The extension adapts ADSC’s research focus to Human-centered Cyber-physical Systems (HCCS). This new area of research will focus on developing systems which enable humans to interact with the digital world in a manner that is as seamless and natural as the use of any of the human senses, through use of data analytics, data visualization, and cyber security. ADSC has already begun four projects that are new or extensions of HSSP projects and have three more in the works that will focus on the HCCS areas of research.
“The funding extension for ADSC clearly reflects the continuous excellence that ADSC, CSL, ITI, and Illinois researchers bring in to the research community in Singapore and beyond,” CSL Acting Director Klara Nahrstedt said. “The research results of the Human Sixth Sense Project, encompassing research topics of video analytics, depth-based imaging, human recognition, understanding and interaction, have had major impacts on CSL and Illinois. For example, due to the Human Sixth Sense Project and the new HCCS research, ADSC faculty are now very well positioned to contribute in major way to the Big Data research within the Grainger College of Engineering Initiative.”

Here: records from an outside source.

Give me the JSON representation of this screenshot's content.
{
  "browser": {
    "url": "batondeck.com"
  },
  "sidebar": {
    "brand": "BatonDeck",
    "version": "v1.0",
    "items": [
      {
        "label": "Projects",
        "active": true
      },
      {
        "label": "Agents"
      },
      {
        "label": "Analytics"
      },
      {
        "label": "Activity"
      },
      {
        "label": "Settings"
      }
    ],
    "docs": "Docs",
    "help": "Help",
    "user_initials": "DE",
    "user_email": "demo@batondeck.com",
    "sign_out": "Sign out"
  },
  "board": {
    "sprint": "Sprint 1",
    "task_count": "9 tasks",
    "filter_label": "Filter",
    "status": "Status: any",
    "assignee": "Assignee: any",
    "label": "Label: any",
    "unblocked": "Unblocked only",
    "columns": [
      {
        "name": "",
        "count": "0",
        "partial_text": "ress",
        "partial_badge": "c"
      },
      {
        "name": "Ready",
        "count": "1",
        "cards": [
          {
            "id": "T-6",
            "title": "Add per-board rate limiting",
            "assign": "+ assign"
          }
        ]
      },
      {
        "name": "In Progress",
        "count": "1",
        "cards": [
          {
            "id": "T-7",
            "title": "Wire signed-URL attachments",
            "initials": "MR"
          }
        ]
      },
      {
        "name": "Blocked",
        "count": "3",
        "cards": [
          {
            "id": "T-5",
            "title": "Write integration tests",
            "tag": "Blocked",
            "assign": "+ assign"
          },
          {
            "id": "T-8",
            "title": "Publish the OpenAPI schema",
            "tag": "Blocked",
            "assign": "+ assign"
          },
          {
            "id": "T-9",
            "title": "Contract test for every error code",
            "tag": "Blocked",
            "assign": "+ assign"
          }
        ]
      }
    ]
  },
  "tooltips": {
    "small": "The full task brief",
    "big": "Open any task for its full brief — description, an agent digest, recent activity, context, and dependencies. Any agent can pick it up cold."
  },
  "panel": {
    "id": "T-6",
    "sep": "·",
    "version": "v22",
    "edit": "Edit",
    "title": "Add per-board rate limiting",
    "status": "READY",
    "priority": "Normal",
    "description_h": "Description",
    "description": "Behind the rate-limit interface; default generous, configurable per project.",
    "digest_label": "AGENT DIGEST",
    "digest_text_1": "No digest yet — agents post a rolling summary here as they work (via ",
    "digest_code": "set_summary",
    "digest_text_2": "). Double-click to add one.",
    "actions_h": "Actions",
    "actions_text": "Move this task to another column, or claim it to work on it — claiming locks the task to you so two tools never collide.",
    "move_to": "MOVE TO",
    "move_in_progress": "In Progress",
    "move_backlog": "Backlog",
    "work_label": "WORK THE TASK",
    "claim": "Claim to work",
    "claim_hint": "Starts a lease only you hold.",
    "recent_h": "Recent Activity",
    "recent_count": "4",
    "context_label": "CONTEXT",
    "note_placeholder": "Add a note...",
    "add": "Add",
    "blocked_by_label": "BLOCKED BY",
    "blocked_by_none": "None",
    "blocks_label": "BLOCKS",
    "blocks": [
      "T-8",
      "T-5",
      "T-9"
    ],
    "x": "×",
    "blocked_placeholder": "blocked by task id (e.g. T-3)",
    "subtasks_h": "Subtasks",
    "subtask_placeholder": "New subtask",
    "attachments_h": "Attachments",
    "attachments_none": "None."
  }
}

ADSC’s vision of human-centered cyber-physical systems has the goal of enabling human awareness and control of the state of the cyber-physical world, through scalable, trustworthy, real-time data analytics over multiple modalities of sensed data.
Additionally, a focus over the next three years will be collaborations with fellow A*STAR-funded organizations, such as the Institute for Infocomm Research (I2R), and also with Nanyang Technological University (NTU), National University of Singapore (NUS) and Singapore-based companies.
During the past five years, ADSC has not only collaborated with neighboring research centers, but has also received 10 best paper awards, awards in seven competitions, eight technical disclosures, two provisional patent applications, one trade secret, six IP licenses, 19 copyrights corresponding to a new technology and has helped with six new startups in Singapore. ADSC employs 13 Illinois faculty members, as well as more than 80 researchers, postdocs, interns and staff members.
"We are proud to have ADSC working in Singapore because it provides a unique opportunity to explore new dimensions in CSL research, including common and different characteristics of Human-centered Cyber-physical Systems that we see in Illinois and Singapore. The research results are therefore stronger with wider impact on the overall research community,” Nahrstedt said.